21st Premier of Nova Scotia
- In office September 12, 1990 – February 26, 1991
- Monarch: Elizabeth II
- Lieutenant Governor: Lloyd Crouse
- Preceded by: John Buchanan
- Succeeded by: Donald W. Cameron

MLA for Cumberland East
- In office October 13, 1970 – May 25, 1993
- Preceded by: James A. Langille
- Succeeded by: riding dissolved

Personal details
- Born: June 29, 1926 Upper Nappan, Nova Scotia, Canada
- Died: October 4, 2021 (aged 95) Amherst, Nova Scotia, Canada
- Party: Progressive Conservative
- Spouse: Clara Hawthorne (d. 2013)

= Roger Stuart Bacon =

Canadian politician (1926–2021)

Roger Stuart Bacon (June 29, 1926 – October 4, 2021) was a Canadian politician who served as the 21st premier of Nova Scotia from 1990 to 1991.

==Political career==
He was first elected to the Nova Scotia House of Assembly in 1970 as a Progressive Conservative. When his party won the 1978 election, Bacon was Minister of Tourism before becoming Minister of Agriculture in the cabinet of Premier John Buchanan from 1979 to 1988.

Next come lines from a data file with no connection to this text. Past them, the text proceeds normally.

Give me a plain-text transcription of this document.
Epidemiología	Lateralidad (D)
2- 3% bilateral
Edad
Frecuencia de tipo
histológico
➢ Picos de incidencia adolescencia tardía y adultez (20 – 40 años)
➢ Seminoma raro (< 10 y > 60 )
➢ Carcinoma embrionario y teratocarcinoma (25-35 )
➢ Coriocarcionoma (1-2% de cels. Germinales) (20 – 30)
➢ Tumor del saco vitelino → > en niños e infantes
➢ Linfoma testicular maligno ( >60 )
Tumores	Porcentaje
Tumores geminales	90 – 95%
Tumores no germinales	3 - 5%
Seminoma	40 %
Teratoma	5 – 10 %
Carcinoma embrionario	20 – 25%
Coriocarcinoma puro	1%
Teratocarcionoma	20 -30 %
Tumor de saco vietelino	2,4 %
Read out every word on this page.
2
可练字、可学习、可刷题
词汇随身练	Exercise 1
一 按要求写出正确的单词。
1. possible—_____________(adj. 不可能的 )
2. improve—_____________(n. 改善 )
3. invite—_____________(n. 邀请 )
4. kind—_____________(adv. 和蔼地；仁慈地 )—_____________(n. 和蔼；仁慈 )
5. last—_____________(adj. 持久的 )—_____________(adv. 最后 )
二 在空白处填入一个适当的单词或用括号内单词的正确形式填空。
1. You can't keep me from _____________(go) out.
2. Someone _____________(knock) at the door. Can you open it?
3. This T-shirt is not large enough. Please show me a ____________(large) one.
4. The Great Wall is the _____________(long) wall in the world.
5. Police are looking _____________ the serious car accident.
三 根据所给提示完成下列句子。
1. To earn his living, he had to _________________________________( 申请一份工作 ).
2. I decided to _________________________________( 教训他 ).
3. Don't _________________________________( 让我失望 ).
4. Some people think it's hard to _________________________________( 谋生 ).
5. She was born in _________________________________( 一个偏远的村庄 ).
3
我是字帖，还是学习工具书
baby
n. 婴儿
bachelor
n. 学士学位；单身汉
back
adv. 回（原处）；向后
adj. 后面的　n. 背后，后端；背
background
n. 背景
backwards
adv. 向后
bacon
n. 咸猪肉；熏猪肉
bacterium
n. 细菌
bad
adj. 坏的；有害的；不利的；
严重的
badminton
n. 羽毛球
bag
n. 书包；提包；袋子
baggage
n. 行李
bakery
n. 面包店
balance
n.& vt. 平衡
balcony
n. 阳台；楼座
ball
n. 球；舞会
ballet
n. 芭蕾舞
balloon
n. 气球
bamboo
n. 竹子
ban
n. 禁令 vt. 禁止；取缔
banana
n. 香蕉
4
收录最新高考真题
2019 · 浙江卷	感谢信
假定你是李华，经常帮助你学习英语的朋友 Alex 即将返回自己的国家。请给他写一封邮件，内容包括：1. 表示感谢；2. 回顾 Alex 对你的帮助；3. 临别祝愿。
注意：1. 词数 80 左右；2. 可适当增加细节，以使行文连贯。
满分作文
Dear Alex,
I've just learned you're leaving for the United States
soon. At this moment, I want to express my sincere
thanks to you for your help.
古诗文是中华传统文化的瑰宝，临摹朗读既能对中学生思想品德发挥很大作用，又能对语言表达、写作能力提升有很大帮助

Bacon then became Deputy Premier and Minister of Housing until 1990, when he succeeded Buchanan (who had been appointed to the Canadian Senate) to become interim leader of the party and premier of the province for six months until the party chose Donald W. Cameron as its new leader. He did not run for re-election in 1993.

A book discussing the life and career of Bacon, titled Me and My Team: From Farmer to Premier, was written by the retired lawyer Morris Haugg and published in 2019.

==Personal life==
Born in Upper Nappan, Nova Scotia in June 1926, Bacon was a dairy farmer and pioneer of the blueberry industry. Bacon died on October 4, 2021, at the age of 95.